General information
- Location: Biral, Dinajpur Bangladesh
- Coordinates: 25°37′56″N 88°33′05″E﻿ / ﻿25.6323°N 88.5513°E
- Line: Parbatipur–Panchagarh line

Construction
- Structure type: Standard (on ground station)

Other information
- Status: Functioning

History
- Opened: 1879
- Former names: Assam-Behar State Railway

= Biral railway station =

Railway station in Dinajpur District, Bangladesh

Biral railway station (বিরল রেলওয়ে স্টেশন) is a border railway station in Bangladesh, situated in Dinajpur District, in Rangpur Division. It is a defunct railway transit point on the Bangladesh-India border and is an India-Bangladesh land border checkpoint.

==History==
Assam Behar State Railway extended the metre gauge railway from Parbatipur to Katihar, now in Bihar, India, in 1889.

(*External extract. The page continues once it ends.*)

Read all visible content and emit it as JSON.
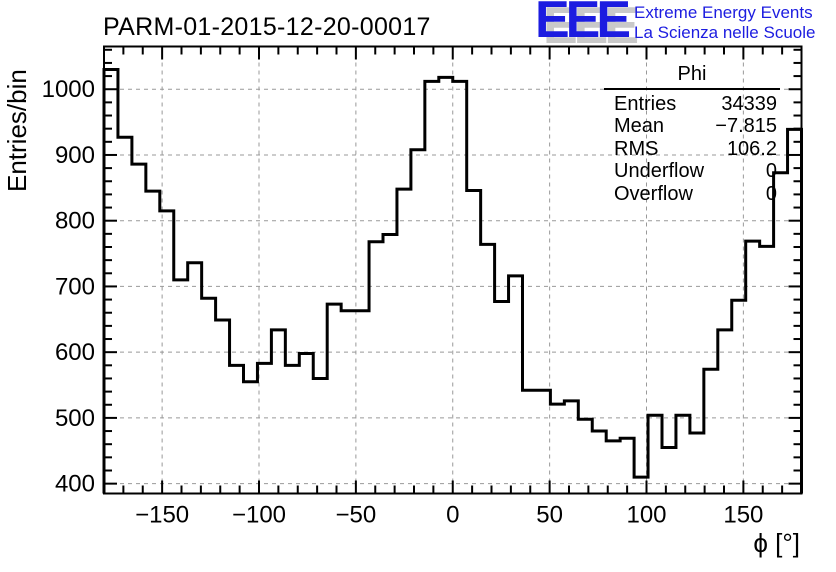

==Biral-Radhikapur transit point==
It was a defunct rail transit point on the Bangladesh-India border. The corresponding station on the Indian side is Radhikapur railway station in Uttar Dinajpur district, West Bengal. The transit facility in the Biral-Radhikapur sector had remained suspended since 1 April 2005. The railway track on the Indian side has been converted to broad gauge while that on the Bangladesh side remained metre gauge.

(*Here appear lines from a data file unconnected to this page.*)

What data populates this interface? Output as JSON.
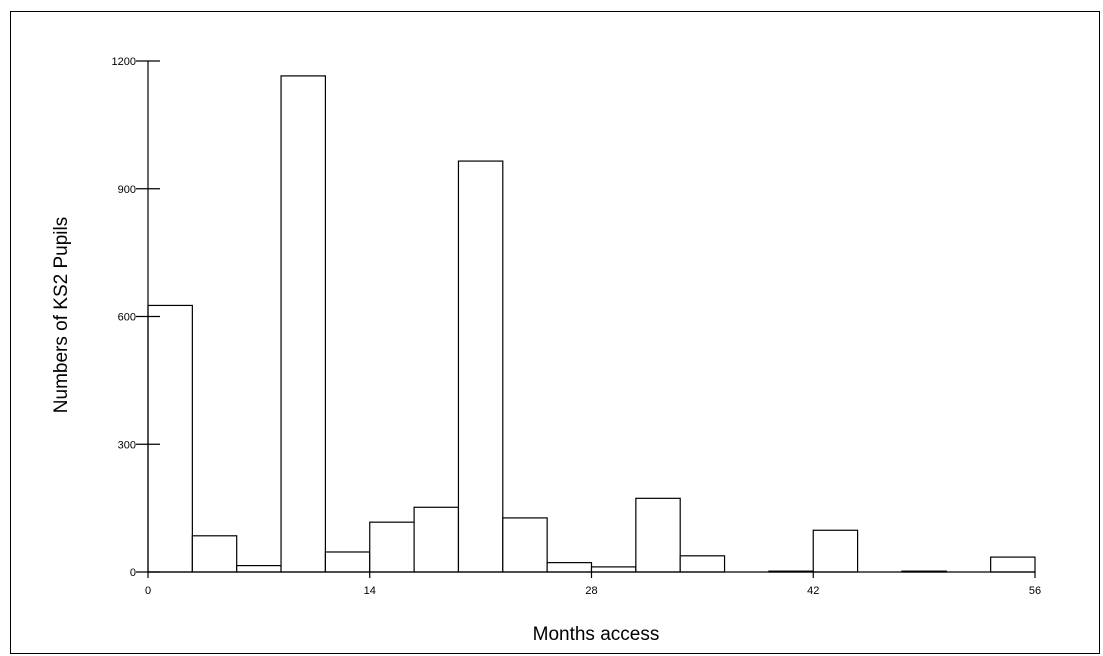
{
  "chart_data": {
    "type": "bar",
    "xlabel": "Months access",
    "ylabel": "Numbers of KS2 Pupils",
    "xlim": [
      0,
      56
    ],
    "ylim": [
      0,
      1200
    ],
    "x_ticks": [
      "0",
      "14",
      "28",
      "42",
      "56"
    ],
    "y_ticks": [
      "0",
      "300",
      "600",
      "900",
      "1200"
    ],
    "bin_width": 2.8,
    "bins": [
      {
        "x_start": 0.0,
        "value": 626
      },
      {
        "x_start": 2.8,
        "value": 85
      },
      {
        "x_start": 5.6,
        "value": 15
      },
      {
        "x_start": 8.4,
        "value": 1165
      },
      {
        "x_start": 11.2,
        "value": 47
      },
      {
        "x_start": 14.0,
        "value": 117
      },
      {
        "x_start": 16.8,
        "value": 152
      },
      {
        "x_start": 19.6,
        "value": 965
      },
      {
        "x_start": 22.4,
        "value": 127
      },
      {
        "x_start": 25.2,
        "value": 22
      },
      {
        "x_start": 28.0,
        "value": 12
      },
      {
        "x_start": 30.8,
        "value": 173
      },
      {
        "x_start": 33.6,
        "value": 38
      },
      {
        "x_start": 36.4,
        "value": 0
      },
      {
        "x_start": 39.2,
        "value": 2
      },
      {
        "x_start": 42.0,
        "value": 98
      },
      {
        "x_start": 44.8,
        "value": 0
      },
      {
        "x_start": 47.6,
        "value": 2
      },
      {
        "x_start": 50.4,
        "value": 0
      },
      {
        "x_start": 53.2,
        "value": 35
      }
    ],
    "grid": false,
    "legend": "none"
  }
}
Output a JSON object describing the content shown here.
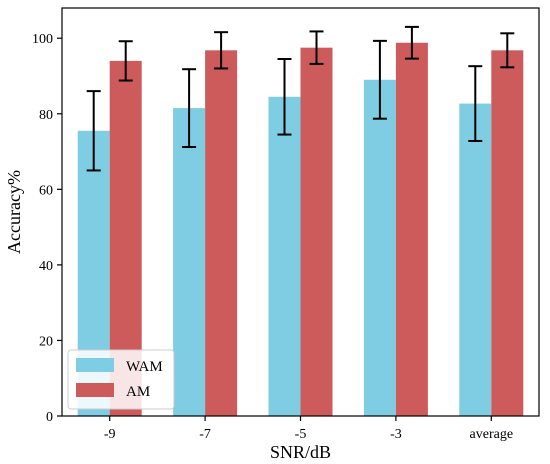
{
  "chart_data": {
    "type": "bar",
    "categories": [
      "-9",
      "-7",
      "-5",
      "-3",
      "average"
    ],
    "series": [
      {
        "name": "WAM",
        "values": [
          75.5,
          81.5,
          84.5,
          89.0,
          82.7
        ],
        "errors": [
          10.5,
          10.3,
          10.0,
          10.3,
          9.9
        ],
        "color": "#7ecde3"
      },
      {
        "name": "AM",
        "values": [
          94.0,
          96.8,
          97.5,
          98.8,
          96.8
        ],
        "errors": [
          5.2,
          4.8,
          4.3,
          4.2,
          4.5
        ],
        "color": "#cd5b5b"
      }
    ],
    "xlabel": "SNR/dB",
    "ylabel": "Accuracy%",
    "ylim": [
      0,
      108
    ],
    "yticks": [
      "0",
      "20",
      "40",
      "60",
      "80",
      "100"
    ],
    "grid": false,
    "legend_position": "lower-left"
  }
}
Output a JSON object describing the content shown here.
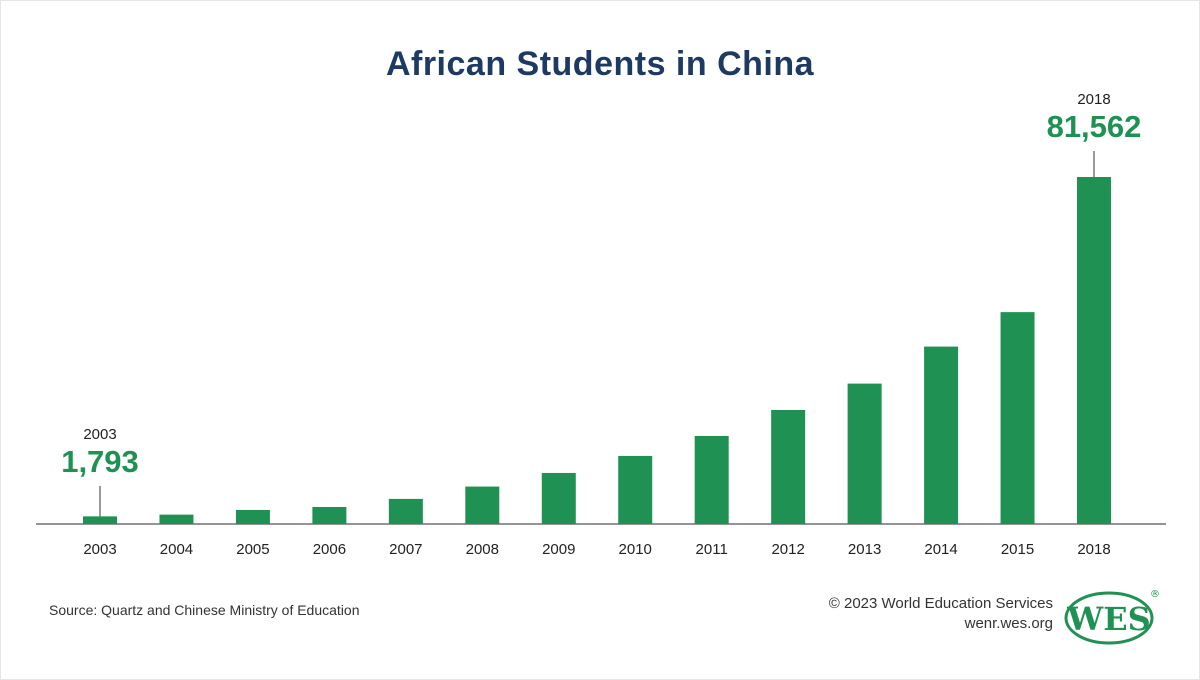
{
  "title": "African Students in China",
  "chart_data": {
    "type": "bar",
    "title": "African Students in China",
    "xlabel": "",
    "ylabel": "",
    "categories": [
      "2003",
      "2004",
      "2005",
      "2006",
      "2007",
      "2008",
      "2009",
      "2010",
      "2011",
      "2012",
      "2013",
      "2014",
      "2015",
      "2018"
    ],
    "values": [
      1793,
      2200,
      3300,
      4000,
      5900,
      8800,
      12000,
      16000,
      20700,
      26800,
      33000,
      41700,
      49800,
      81562
    ],
    "ylim": [
      0,
      81562
    ],
    "grid": false,
    "legend": "none",
    "bar_color": "#1f9152",
    "callouts": [
      {
        "index": 0,
        "year": "2003",
        "value_label": "1,793"
      },
      {
        "index": 13,
        "year": "2018",
        "value_label": "81,562"
      }
    ]
  },
  "footer": {
    "source": "Source: Quartz and Chinese Ministry of Education",
    "copyright": "© 2023 World Education Services",
    "website": "wenr.wes.org"
  },
  "logo": {
    "text": "WES",
    "registered": "®",
    "color": "#1f9152"
  }
}
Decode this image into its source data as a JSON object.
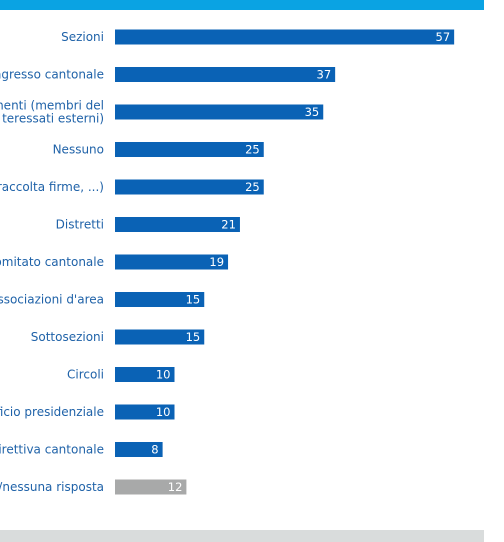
{
  "chart_data": {
    "type": "bar",
    "orientation": "horizontal",
    "categories": [
      "Sezioni",
      "Congresso cantonale",
      "manenti (membri del\nteressati esterni)",
      "Nessuno",
      "nd, raccolta firme, ...)",
      "Distretti",
      "Comitato cantonale",
      "Associazioni d'area",
      "Sottosezioni",
      "Circoli",
      "Ufficio presidenziale",
      "Direttiva cantonale",
      "so/nessuna risposta"
    ],
    "values": [
      57,
      37,
      35,
      25,
      25,
      21,
      19,
      15,
      15,
      10,
      10,
      8,
      12
    ],
    "colors": [
      "#0a62b5",
      "#0a62b5",
      "#0a62b5",
      "#0a62b5",
      "#0a62b5",
      "#0a62b5",
      "#0a62b5",
      "#0a62b5",
      "#0a62b5",
      "#0a62b5",
      "#0a62b5",
      "#0a62b5",
      "#a8a9a9"
    ],
    "title": "",
    "xlabel": "",
    "ylabel": "",
    "xlim": [
      0,
      60
    ],
    "grid": false,
    "legend": "none"
  },
  "colors": {
    "accent_bar": "#0aa3e3",
    "bar_primary": "#0a62b5",
    "bar_other": "#a8a9a9",
    "label_text": "#1f62a8",
    "footer_bar": "#d9dcdc"
  }
}
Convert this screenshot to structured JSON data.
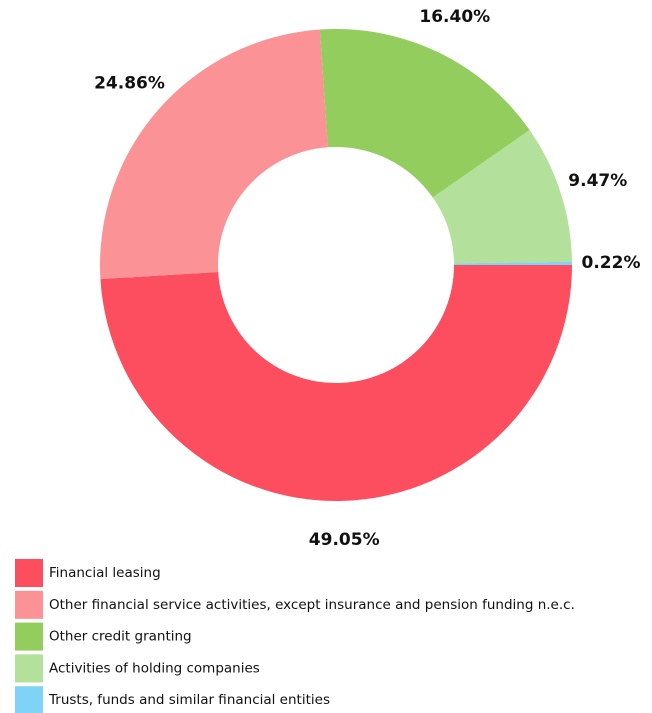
{
  "chart_data": {
    "type": "donut",
    "categories": [
      "Financial leasing",
      "Other financial service activities, except insurance and pension funding n.e.c.",
      "Other credit granting",
      "Activities of holding companies",
      "Trusts, funds and similar financial entities"
    ],
    "values": [
      49.05,
      24.86,
      16.4,
      9.47,
      0.22
    ],
    "value_labels": [
      "49.05%",
      "24.86%",
      "16.40%",
      "9.47%",
      "0.22%"
    ],
    "colors": [
      "#fc4e5f",
      "#fb9396",
      "#92cd5e",
      "#b3e09a",
      "#7fd3f6"
    ]
  }
}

The Radhikapur-Birol rail link was put back in operation in April 2017.

As per the Memorandum of Understanding entered into by Bangladesh and India on 15 August 1978 it was agreed to facilitate overland transit traffic between Bangladesh and Nepal. An addendum was made on 6 September 2011, to add new rail routes for facilitating overland transit traffic between Bangladesh and Nepal. The addendum read:
"1."Traffic in Transit” to/from Nepal and Bangladesh shall move through Indian territory by rail using Singhabad Railway station in India and Rohanpur Railway station in Bangladesh with their existing facilities. To ensure expeditious and smooth flow of such movement, necessary infrastructural facilities shall be provided by the two Parties within their respective territories.

"2.The existing rail route through Radhikapur Railway station in India and Birol Railway station in Bangladesh which has been suspended shall be brought into operation by converting Bangladesh portion into broad gauge. In this case, both the routes (proposed and the existing) shall be used for Nepal Transit Traffic by rail for additional operating convenience."

Bangladesh started export of fertilizer to Nepal utilizing the Rohanpur-Singhabad transit point in November 2011.

==Track conversions==
The Parbatipur-Panchagarh and Kanchan-Biral lines are being developed as dual gauge tracks. The 9 km long track from Biral to the Bangladesh-India border is being converted to broad gauge at a cost of Tk 9.81 billion by the Western Zone of Bangladesh Railway.